Gone Girl is the story of Nick and Amy and their marriage. It is also a novel about disappearing, murder, the media, money, betrayal and revenge. The book opens on the day of their fifth wedding anniversary, present day, when Amy mysteriously disappears and their house becomes a crime scene. The fragility of their relationship is questioned and Nick soon becomes a suspect. He, the police, his twin sister, the townspeople, Amy’s parents and the media, launch into investigating her disappearance. Nick follows the traditional anniversary treasure hunt she has left him but it is not long before he realises the sinister side to the clues.

The novel is narrated by both Amy and Nick: Nick as he struggles in the aftermath of his wife’s disappearance, and Amy through diary entries since the day they met. The reader is pushed and pulled from one to the other, apparently given both viewpoints. However, in part two, the plot thickens. The reader is confronted with Amy after the disappearance. ‘Diary Amy’, it turns out, is only made up. We are assured that she will “sort this out: the true and the not true and the might as well be true”, but how are we to know whether or not to believe her?

A novel about reaching the truth, the facts of Amy’s disappearance, becomes an interrogation of what truth really means and whether or not we can ever really be certain of others’ thoughts. Flynn plays with the idea of truth in fiction on a new level; narrators are not just unreliable, hiding things and skewing events to their viewpoint, but narratives involve outright lies and fabrications so the reader is placed in the position of the police, the outsider, as well as the confidant. As Amy’s father stops himself from saying (because he thinks it sounds like only something someone in a movie would say), “I don’t know what to believe anymore”. Neither does the reader.

Gone Girl is certainly gripping and filled with shocks. It is a dark, disturbing story, full of psychological depth that leaves you with a bleak view of relationships. I found the characters increasingly unlikeable – Nick has been cheating on his wife for a year and tells unnecessary lies to the police; Amy frames him for murder and then commits murder herself. We also find out the false accusations she has made in the past to bring others down. Even the minor characters are not presented in a good light – the friends Amy makes at the cabins steal from her, her parents are pushy and self-absorbed, the neighbours are deluded and interfering.

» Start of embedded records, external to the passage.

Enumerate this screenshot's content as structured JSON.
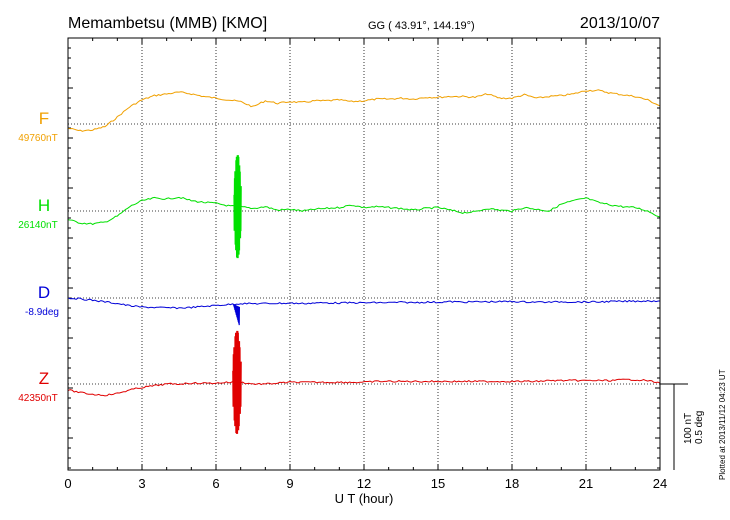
{
  "header": {
    "station": "Memambetsu (MMB)  [KMO]",
    "coords": "GG ( 43.91°, 144.19°)",
    "date": "2013/10/07"
  },
  "side_note": "Plotted at 2013/11/12 04:23 UT",
  "scale_bar": {
    "nT_label": "100 nT",
    "deg_label": "0.5 deg"
  },
  "colors": {
    "F": "#f0a000",
    "H": "#00e000",
    "D": "#0000d8",
    "Z": "#e00000",
    "axis": "#000000"
  },
  "chart_data": {
    "type": "line",
    "xlabel": "U T (hour)",
    "xlim": [
      0,
      24
    ],
    "xticks": [
      0,
      3,
      6,
      9,
      12,
      15,
      18,
      21,
      24
    ],
    "xtick_labels": [
      "0",
      "3",
      "6",
      "9",
      "12",
      "15",
      "18",
      "21",
      "24"
    ],
    "grid": true,
    "units_per_scalebar": {
      "nT": 100,
      "deg": 0.5
    },
    "series": [
      {
        "name": "F",
        "label": "F",
        "baseline_label": "49760nT",
        "baseline": 49760,
        "unit": "nT",
        "x": [
          0,
          0.5,
          1,
          1.5,
          2,
          2.5,
          3,
          3.5,
          4,
          4.5,
          5,
          5.5,
          6,
          6.5,
          7,
          7.5,
          8,
          8.5,
          9,
          9.5,
          10,
          10.5,
          11,
          11.5,
          12,
          12.5,
          13,
          13.5,
          14,
          14.5,
          15,
          15.5,
          16,
          16.5,
          17,
          17.5,
          18,
          18.5,
          19,
          19.5,
          20,
          20.5,
          21,
          21.5,
          22,
          22.5,
          23,
          23.5,
          24
        ],
        "values": [
          49755,
          49752,
          49753,
          49757,
          49768,
          49780,
          49788,
          49793,
          49795,
          49797,
          49795,
          49792,
          49790,
          49788,
          49786,
          49780,
          49787,
          49784,
          49786,
          49785,
          49787,
          49787,
          49788,
          49786,
          49787,
          49789,
          49789,
          49790,
          49789,
          49791,
          49791,
          49792,
          49792,
          49791,
          49795,
          49790,
          49790,
          49794,
          49790,
          49792,
          49793,
          49795,
          49799,
          49799,
          49796,
          49794,
          49792,
          49788,
          49781
        ]
      },
      {
        "name": "H",
        "label": "H",
        "baseline_label": "26140nT",
        "baseline": 26140,
        "unit": "nT",
        "x": [
          0,
          0.5,
          1,
          1.5,
          2,
          2.5,
          3,
          3.5,
          4,
          4.5,
          5,
          5.5,
          6,
          6.5,
          7,
          7.5,
          8,
          8.5,
          9,
          9.5,
          10,
          10.5,
          11,
          11.5,
          12,
          12.5,
          13,
          13.5,
          14,
          14.5,
          15,
          15.5,
          16,
          16.5,
          17,
          17.5,
          18,
          18.5,
          19,
          19.5,
          20,
          20.5,
          21,
          21.5,
          22,
          22.5,
          23,
          23.5,
          24
        ],
        "values": [
          26130,
          26126,
          26125,
          26127,
          26134,
          26145,
          26152,
          26155,
          26154,
          26156,
          26152,
          26150,
          26149,
          26146,
          26145,
          26143,
          26145,
          26141,
          26142,
          26140,
          26142,
          26143,
          26144,
          26147,
          26144,
          26145,
          26144,
          26143,
          26141,
          26143,
          26144,
          26141,
          26138,
          26139,
          26143,
          26141,
          26140,
          26144,
          26142,
          26140,
          26148,
          26152,
          26155,
          26150,
          26147,
          26145,
          26144,
          26140,
          26133
        ]
      },
      {
        "name": "D",
        "label": "D",
        "baseline_label": "-8.9deg",
        "baseline": -8.9,
        "unit": "deg",
        "x": [
          0,
          0.5,
          1,
          1.5,
          2,
          2.5,
          3,
          3.5,
          4,
          4.5,
          5,
          5.5,
          6,
          6.5,
          7,
          7.5,
          8,
          8.5,
          9,
          9.5,
          10,
          10.5,
          11,
          11.5,
          12,
          12.5,
          13,
          13.5,
          14,
          14.5,
          15,
          15.5,
          16,
          16.5,
          17,
          17.5,
          18,
          18.5,
          19,
          19.5,
          20,
          20.5,
          21,
          21.5,
          22,
          22.5,
          23,
          23.5,
          24
        ],
        "values": [
          -8.9,
          -8.905,
          -8.913,
          -8.922,
          -8.932,
          -8.945,
          -8.953,
          -8.955,
          -8.957,
          -8.958,
          -8.955,
          -8.949,
          -8.943,
          -8.938,
          -8.932,
          -8.933,
          -8.932,
          -8.931,
          -8.93,
          -8.932,
          -8.929,
          -8.928,
          -8.929,
          -8.928,
          -8.928,
          -8.927,
          -8.927,
          -8.925,
          -8.927,
          -8.924,
          -8.925,
          -8.921,
          -8.924,
          -8.922,
          -8.922,
          -8.921,
          -8.92,
          -8.923,
          -8.923,
          -8.924,
          -8.922,
          -8.923,
          -8.923,
          -8.923,
          -8.92,
          -8.92,
          -8.918,
          -8.917,
          -8.917
        ]
      },
      {
        "name": "Z",
        "label": "Z",
        "baseline_label": "42350nT",
        "baseline": 42350,
        "unit": "nT",
        "x": [
          0,
          0.5,
          1,
          1.5,
          2,
          2.5,
          3,
          3.5,
          4,
          4.5,
          5,
          5.5,
          6,
          6.5,
          7,
          7.5,
          8,
          8.5,
          9,
          9.5,
          10,
          10.5,
          11,
          11.5,
          12,
          12.5,
          13,
          13.5,
          14,
          14.5,
          15,
          15.5,
          16,
          16.5,
          17,
          17.5,
          18,
          18.5,
          19,
          19.5,
          20,
          20.5,
          21,
          21.5,
          22,
          22.5,
          23,
          23.5,
          24
        ],
        "values": [
          42343,
          42340,
          42338,
          42337,
          42339,
          42343,
          42346,
          42348,
          42350,
          42350,
          42351,
          42351,
          42351,
          42352,
          42352,
          42350,
          42350,
          42351,
          42352,
          42352,
          42352,
          42352,
          42352,
          42352,
          42352,
          42353,
          42353,
          42353,
          42353,
          42353,
          42353,
          42353,
          42353,
          42353,
          42353,
          42353,
          42353,
          42353,
          42353,
          42354,
          42354,
          42354,
          42354,
          42354,
          42354,
          42355,
          42355,
          42354,
          42351
        ]
      }
    ],
    "annotations": [
      {
        "series": "H",
        "x_start": 6.75,
        "x_end": 7.0,
        "type": "pulsation",
        "amplitude_nT": 60
      },
      {
        "series": "D",
        "x_start": 6.7,
        "x_end": 6.95,
        "type": "spike",
        "amplitude_deg": 0.13
      },
      {
        "series": "Z",
        "x_start": 6.7,
        "x_end": 7.0,
        "type": "pulsation",
        "amplitude_nT": 60
      }
    ]
  }
}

Both Amy and Nick seem masters of deception and at points pretend to be someone else; we are shown the danger in doing so – how long can you pretend before you become the person you are pretending to be? Do we ever really see their ‘real’ characters, or do they only perform roles? We must also consider them as writers – both Amy and Nick at times have been writers for a living, and both have the ability to tell a good story, whether is it true or not. Isn’t fiction itself, after all, just ‘pretending’?

The end brings the promise of more nightmares, as Nick and Amy stay together to bring up their child. Despite all they have done to each other, Nick realises, slightly unrealistically I have to say,  “I can’t imagine my story without Amy. She is my forever antagonist” in the “never-ending war story of our marriage”. But it is Amy who is given the last word; she has not finished manipulating him, or us, yet.